L'UPJ dénonce la différence de traitement entre le monde agricole et les jardins et espaces verts. Voici intégralement son communiqué :

Le 18 août dernier, la loi relative à la Transition énergétique pour la croissance verte a été publiée. En un seul article incongru (art. 68), tous les efforts de sécurisation et de mise à disposition de solutions adaptées pour la protection des plantes en zones non agricoles ont été balayés !
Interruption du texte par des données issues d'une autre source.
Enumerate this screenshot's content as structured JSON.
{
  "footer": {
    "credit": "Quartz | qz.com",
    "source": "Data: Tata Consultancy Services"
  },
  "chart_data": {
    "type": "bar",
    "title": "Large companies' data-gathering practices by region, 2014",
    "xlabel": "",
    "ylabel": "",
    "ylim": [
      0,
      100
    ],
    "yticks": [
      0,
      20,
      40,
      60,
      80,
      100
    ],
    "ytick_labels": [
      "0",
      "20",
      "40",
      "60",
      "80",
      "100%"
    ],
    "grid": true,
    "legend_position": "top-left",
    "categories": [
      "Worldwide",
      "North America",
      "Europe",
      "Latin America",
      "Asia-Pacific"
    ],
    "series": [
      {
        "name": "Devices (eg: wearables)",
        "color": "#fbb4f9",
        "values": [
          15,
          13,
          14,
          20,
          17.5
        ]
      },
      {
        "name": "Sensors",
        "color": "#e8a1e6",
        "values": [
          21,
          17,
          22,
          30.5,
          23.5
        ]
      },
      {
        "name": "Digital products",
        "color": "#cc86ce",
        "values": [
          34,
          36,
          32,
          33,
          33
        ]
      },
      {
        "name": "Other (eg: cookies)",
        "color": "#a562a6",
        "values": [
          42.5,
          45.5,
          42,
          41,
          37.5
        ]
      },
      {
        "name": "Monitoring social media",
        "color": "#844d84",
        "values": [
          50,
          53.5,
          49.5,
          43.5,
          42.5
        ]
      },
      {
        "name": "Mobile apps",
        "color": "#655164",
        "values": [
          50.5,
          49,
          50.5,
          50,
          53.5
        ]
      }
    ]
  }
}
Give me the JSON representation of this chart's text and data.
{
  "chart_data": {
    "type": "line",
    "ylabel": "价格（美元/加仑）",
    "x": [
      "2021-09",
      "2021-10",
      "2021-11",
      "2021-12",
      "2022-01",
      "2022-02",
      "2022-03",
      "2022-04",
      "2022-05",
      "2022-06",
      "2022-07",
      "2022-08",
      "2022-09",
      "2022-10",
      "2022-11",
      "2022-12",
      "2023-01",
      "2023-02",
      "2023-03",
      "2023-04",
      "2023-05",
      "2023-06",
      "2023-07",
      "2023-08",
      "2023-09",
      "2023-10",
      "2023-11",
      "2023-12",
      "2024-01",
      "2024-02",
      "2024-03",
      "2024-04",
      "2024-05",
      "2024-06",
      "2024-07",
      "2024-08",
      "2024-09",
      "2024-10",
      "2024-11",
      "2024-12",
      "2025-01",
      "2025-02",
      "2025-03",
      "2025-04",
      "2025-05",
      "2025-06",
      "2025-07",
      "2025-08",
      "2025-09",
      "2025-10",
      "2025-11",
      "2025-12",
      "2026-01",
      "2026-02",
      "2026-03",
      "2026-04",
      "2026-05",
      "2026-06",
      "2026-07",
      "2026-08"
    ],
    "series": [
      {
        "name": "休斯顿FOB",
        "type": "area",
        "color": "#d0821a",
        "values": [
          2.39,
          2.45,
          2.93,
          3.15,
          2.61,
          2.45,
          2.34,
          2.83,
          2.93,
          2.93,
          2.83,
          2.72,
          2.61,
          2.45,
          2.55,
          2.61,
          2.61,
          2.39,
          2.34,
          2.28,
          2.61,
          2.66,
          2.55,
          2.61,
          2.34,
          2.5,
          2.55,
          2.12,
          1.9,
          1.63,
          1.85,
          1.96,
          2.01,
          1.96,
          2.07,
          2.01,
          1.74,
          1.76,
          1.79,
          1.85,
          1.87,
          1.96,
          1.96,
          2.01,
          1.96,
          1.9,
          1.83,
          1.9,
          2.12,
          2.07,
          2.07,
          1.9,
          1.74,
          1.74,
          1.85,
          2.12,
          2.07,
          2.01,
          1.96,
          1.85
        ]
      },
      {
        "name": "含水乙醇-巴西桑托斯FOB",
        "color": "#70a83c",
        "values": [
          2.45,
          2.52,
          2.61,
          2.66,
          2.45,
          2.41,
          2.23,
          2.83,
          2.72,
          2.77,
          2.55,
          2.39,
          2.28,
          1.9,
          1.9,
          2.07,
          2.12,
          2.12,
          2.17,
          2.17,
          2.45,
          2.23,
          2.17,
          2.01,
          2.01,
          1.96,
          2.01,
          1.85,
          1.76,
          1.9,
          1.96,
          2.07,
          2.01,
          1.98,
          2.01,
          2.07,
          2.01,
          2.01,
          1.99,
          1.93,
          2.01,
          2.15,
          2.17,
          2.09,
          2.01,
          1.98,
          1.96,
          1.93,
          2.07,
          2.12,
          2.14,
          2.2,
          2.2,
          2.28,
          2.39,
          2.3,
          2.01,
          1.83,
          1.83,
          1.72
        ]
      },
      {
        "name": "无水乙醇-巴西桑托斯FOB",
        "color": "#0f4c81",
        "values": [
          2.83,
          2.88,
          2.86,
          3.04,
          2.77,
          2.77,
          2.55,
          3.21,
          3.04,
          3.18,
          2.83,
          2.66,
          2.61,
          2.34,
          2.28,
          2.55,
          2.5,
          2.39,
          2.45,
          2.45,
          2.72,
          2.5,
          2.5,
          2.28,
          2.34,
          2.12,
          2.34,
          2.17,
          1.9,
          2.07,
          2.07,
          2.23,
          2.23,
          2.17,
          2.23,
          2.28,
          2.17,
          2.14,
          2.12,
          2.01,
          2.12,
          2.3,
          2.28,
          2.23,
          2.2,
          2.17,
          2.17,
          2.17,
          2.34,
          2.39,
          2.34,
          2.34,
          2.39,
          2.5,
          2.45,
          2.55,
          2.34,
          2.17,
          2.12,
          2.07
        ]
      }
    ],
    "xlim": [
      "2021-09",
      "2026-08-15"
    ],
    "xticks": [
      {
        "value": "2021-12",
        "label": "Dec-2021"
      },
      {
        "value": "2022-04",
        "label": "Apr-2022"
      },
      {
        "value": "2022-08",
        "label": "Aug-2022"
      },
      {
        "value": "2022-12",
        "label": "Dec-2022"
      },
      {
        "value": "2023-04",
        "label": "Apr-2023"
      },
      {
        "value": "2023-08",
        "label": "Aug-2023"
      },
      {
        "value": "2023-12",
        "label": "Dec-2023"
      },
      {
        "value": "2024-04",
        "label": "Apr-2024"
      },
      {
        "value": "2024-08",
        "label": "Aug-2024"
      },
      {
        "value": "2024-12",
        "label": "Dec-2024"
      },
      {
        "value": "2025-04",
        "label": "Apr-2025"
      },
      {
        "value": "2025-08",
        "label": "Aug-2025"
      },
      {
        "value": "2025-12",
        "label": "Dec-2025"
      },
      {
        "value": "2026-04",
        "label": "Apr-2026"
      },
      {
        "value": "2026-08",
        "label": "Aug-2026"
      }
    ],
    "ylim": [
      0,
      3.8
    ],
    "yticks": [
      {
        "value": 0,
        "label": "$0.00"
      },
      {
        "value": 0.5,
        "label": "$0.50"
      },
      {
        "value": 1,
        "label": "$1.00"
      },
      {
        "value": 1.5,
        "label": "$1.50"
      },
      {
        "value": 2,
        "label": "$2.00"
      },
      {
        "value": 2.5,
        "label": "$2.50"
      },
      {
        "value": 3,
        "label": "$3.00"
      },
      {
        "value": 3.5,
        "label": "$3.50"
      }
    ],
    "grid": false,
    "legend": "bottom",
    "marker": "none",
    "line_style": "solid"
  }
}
L'objectif est l'interdiction pure et simple de l'utilisation des produits de synthèse à partir de 2019 dans les jardins et dès 2017 pour les collectivités. Pourtant, depuis des mois, l'UPJ (Union des entreprises pour la Protection des Jardins et des Espaces Publics) a mis en garde contre les conséquences d'une telle décision, sans jamais avoir été entendue par les politiques… Aujourd'hui encore, l'association revient sur cette loi qui pénalise les jardiniers amateurs et les collectivités locales, tout en ignorant les plus gros utilisateurs : les agriculteurs.

 

Un combat mené contre les mauvaises cibles

Guillaume Roth, Président de l'UPJ, veut : « faire entendre la voix des professionnels du secteur jardin afin d'avoir une vision juste des problématiques jardin actuelles et des conséquences inhérentes à l'interdiction des produits phytosanitaires ». Le questionnement est simple : s'il existe un problème de produits dits « pesticides » sur notre territoire, pourquoi le gouvernement ne vise-t-il pas aussi les agriculteurs ? Il est de notoriété publique qu'ils en sont les plus gros consommateurs.

 

Il est vrai qu'il est plus aisé de s'attaquer aux petits utilisateurs et aux collectivités qui se retrouveront sans ressources face à certaines problématiques de santé végétale. Pourtant, jardiniers amateurs et collectivités locales sont les bons élèves et ne représentent qu'une infime partie des quantités de produits utilisés sur le sol français.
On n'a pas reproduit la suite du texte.